NOTIS.CO.ID - Kehadiran chatbot berbasis AI seperti ChatGPT memang membawa banyak manfaat. Tapi di balik kecanggihannya, penelitian terbaru dari Media Lab MIT justru menunjukkan sisi lain yang perlu kita waspadai.
Studi ini menyoroti bagaimana penggunaan chatbot berisiko terhadap kemampuan berpikir kritis, terutama bagi generasi muda yang sedang berada di masa perkembangan otak.
Penelitian ini melibatkan 54 partisipan berusia 18–39 tahun. Mereka dibagi menjadi tiga kelompok satu menggunakan ChatGPT, satu lagi menggunakan Google Search, dan kelompok terakhir tidak menggunakan bantuan digital sama sekali.
Masing-masing peserta diminta menulis esai SAT, sementara aktivitas otak mereka dipantau menggunakan teknologi EEG (electroencephalography) untuk merekam respons saraf secara real time.
Pengguna ChatGPT Cenderung Menunjukkan Kinerja Kognitif yang Lemah
Saat hasil dianalisis, kelompok yang menggunakan ChatGPT memperlihatkan performa yang kurang memuaskan secara neurologis, linguistik, hingga perilaku.
Mengutip laporan dari Time pada Minggu (23/6/2025), para peneliti menemukan bahwa pengguna ChatGPT makin kehilangan semangat di setiap esai yang mereka tulis.
Bahkan, semakin lama, mereka lebih sering menggunakan teknik copy paste, menunjukkan penurunan inisiatif berpikir mandiri.
Hal ini terlihat jelas dalam gaya penulisan esai yang seragam dan minim kreativitas.
Penilaian dari dua guru bahasa Inggris juga mengatakan hal serupa, sebagian besar esai 'tidak berjiwa.
Frasa dan ide yang muncul cenderung berulang, tanpa adanya pemikiran orisinal yang kuat. Dengan kata lain, AI malah membuat pengguna tergoda untuk mengandalkan jawaban cepat daripada menggali ide sendiri.
EEG Ungkap Kurangnya Keterlibatan Mental Pengguna ChatGPT
Dalam studi ini, teknologi EEG menjadi alat penting untuk menilai aktivitas otak para peserta. Hasilnya menunjukkan bahwa mereka yang menggunakan ChatGPT memiliki keterlibatan atensi yang rendah serta kontrol kognitif yang terbatas.
Natalia Kosmyna, peneliti utama dalam studi ini, menyampaikan kekhawatiran mendalam terhadap hasil tersebut.
Ia mengatakan bahwa ketergantungan berlebihan pada model bahasa seperti ChatGPT dapat memberikan kenyamanan semu, namun sekaligus menghambat perkembangan otak.
"Otak yang sedang berkembang berada pada risiko tertinggi," jelasnya.
Google Search dan Pemikiran Manual Tunjukkan Hasil yang Lebih Sehat
Menariknya, hasil berbeda terlihat pada kelompok yang menggunakan Google Search. Alih-alih melemahkan kemampuan otak, penggunaan mesin pencari ini justru memicu aktivitas mental yang lebih aktif.

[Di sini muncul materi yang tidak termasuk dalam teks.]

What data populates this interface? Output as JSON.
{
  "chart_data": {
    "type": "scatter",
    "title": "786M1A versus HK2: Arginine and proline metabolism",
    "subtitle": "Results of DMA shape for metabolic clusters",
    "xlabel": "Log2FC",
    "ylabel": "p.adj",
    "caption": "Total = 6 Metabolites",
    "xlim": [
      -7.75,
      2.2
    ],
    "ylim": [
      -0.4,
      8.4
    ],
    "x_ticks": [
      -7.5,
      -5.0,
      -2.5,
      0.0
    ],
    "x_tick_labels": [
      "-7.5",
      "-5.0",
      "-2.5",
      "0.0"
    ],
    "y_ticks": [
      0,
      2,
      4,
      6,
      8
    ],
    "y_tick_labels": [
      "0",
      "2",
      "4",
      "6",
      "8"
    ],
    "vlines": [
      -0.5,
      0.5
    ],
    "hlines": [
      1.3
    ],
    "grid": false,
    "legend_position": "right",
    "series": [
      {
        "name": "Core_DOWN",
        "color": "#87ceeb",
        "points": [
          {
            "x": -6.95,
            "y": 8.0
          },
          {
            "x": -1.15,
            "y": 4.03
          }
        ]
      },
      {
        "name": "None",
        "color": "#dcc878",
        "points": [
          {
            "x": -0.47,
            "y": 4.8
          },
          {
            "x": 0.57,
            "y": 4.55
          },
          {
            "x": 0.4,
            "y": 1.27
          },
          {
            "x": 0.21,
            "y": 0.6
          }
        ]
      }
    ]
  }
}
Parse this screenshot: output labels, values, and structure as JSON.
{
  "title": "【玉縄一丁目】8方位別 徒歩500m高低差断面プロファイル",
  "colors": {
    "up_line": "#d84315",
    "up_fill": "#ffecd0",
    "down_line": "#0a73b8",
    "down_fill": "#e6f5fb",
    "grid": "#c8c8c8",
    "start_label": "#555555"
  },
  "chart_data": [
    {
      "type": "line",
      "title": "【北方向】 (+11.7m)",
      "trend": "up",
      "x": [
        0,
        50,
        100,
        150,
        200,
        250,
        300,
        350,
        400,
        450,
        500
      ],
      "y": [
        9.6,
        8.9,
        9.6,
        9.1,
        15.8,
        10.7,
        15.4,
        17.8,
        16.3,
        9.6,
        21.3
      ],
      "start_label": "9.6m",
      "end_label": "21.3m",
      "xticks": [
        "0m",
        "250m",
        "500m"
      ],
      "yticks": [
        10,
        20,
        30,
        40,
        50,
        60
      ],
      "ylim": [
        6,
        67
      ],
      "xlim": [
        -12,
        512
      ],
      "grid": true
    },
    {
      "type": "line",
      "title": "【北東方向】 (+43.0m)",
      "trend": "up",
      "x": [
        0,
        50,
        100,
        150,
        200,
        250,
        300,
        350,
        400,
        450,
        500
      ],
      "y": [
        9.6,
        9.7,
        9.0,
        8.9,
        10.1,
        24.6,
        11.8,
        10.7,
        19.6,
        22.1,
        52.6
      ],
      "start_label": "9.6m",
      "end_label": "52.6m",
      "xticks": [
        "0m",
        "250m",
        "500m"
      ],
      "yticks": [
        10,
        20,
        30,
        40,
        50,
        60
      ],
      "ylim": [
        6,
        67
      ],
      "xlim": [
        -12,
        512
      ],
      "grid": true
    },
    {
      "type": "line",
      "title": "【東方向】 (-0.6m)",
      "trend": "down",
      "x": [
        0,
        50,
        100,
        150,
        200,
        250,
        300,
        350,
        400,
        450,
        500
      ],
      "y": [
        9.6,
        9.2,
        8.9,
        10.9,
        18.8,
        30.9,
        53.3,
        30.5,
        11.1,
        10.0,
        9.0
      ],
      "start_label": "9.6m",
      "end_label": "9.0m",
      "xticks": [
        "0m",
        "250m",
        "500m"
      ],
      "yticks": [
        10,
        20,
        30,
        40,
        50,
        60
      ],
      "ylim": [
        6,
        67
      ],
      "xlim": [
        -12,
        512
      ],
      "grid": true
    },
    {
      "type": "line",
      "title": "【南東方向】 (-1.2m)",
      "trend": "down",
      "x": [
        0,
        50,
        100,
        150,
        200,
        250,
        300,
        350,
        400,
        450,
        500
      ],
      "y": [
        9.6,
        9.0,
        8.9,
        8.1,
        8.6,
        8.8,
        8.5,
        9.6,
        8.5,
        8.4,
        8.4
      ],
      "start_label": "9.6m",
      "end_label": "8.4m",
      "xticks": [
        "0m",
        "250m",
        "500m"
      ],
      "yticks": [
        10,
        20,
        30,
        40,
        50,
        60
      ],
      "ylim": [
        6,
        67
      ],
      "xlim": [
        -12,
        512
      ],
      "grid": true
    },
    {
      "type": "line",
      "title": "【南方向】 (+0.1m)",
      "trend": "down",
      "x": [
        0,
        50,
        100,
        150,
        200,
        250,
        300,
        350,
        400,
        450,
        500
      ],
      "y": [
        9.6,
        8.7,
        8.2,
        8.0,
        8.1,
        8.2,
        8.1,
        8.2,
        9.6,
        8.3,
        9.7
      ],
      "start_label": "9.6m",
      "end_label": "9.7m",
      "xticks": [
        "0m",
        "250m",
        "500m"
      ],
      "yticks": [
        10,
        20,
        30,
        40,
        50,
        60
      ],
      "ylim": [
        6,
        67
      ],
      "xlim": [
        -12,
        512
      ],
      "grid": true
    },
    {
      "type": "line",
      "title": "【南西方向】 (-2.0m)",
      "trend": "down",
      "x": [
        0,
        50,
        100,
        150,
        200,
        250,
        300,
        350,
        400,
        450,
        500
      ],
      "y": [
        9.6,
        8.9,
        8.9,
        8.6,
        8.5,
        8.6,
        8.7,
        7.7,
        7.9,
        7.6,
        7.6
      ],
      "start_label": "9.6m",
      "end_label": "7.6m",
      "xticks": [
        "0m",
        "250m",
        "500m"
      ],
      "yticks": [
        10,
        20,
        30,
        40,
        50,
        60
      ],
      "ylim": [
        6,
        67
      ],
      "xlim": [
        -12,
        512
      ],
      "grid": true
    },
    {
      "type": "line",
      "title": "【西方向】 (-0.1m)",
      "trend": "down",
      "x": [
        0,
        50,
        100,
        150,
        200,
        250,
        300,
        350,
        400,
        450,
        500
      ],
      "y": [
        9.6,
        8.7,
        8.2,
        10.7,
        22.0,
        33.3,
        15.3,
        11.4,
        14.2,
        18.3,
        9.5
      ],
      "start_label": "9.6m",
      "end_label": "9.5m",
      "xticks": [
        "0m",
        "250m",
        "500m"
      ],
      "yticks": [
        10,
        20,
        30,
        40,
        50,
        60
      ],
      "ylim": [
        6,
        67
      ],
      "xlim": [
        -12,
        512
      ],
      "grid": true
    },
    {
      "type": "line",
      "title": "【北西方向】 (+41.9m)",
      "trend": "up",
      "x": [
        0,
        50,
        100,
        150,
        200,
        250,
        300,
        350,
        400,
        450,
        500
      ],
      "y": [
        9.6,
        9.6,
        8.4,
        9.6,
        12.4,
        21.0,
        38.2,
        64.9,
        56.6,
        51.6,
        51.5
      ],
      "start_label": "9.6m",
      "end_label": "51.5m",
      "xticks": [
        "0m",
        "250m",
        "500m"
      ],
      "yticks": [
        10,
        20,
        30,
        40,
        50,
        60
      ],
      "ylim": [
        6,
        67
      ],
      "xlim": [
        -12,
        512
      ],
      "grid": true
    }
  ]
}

Ini disebabkan karena pengguna tetap harus memilih, membaca, dan menganalisis berbagai sumber informasi secara mandiri.
Lebih mencengangkan lagi, kelompok yang tidak menggunakan alat bantu apa pun menunjukkan performa terbaik.
Aktivitas EEG mereka memperlihatkan konektivitas saraf yang tinggi, terutama pada pita gelombang alfa, theta, dan delta area yang erat kaitannya dengan kreativitas, daya ingat, dan pemrosesan semantik.
Ini menjadi bukti bahwa berpikir tanpa bantuan teknologi tetap memiliki nilai dan manfaat besar bagi kesehatan otak.
Ketergantungan pada teknologi memang tak terhindarkan di era sekarang. Namun, temuan ini menjadi alarm bahwa keseimbangan sangat dibutuhkan.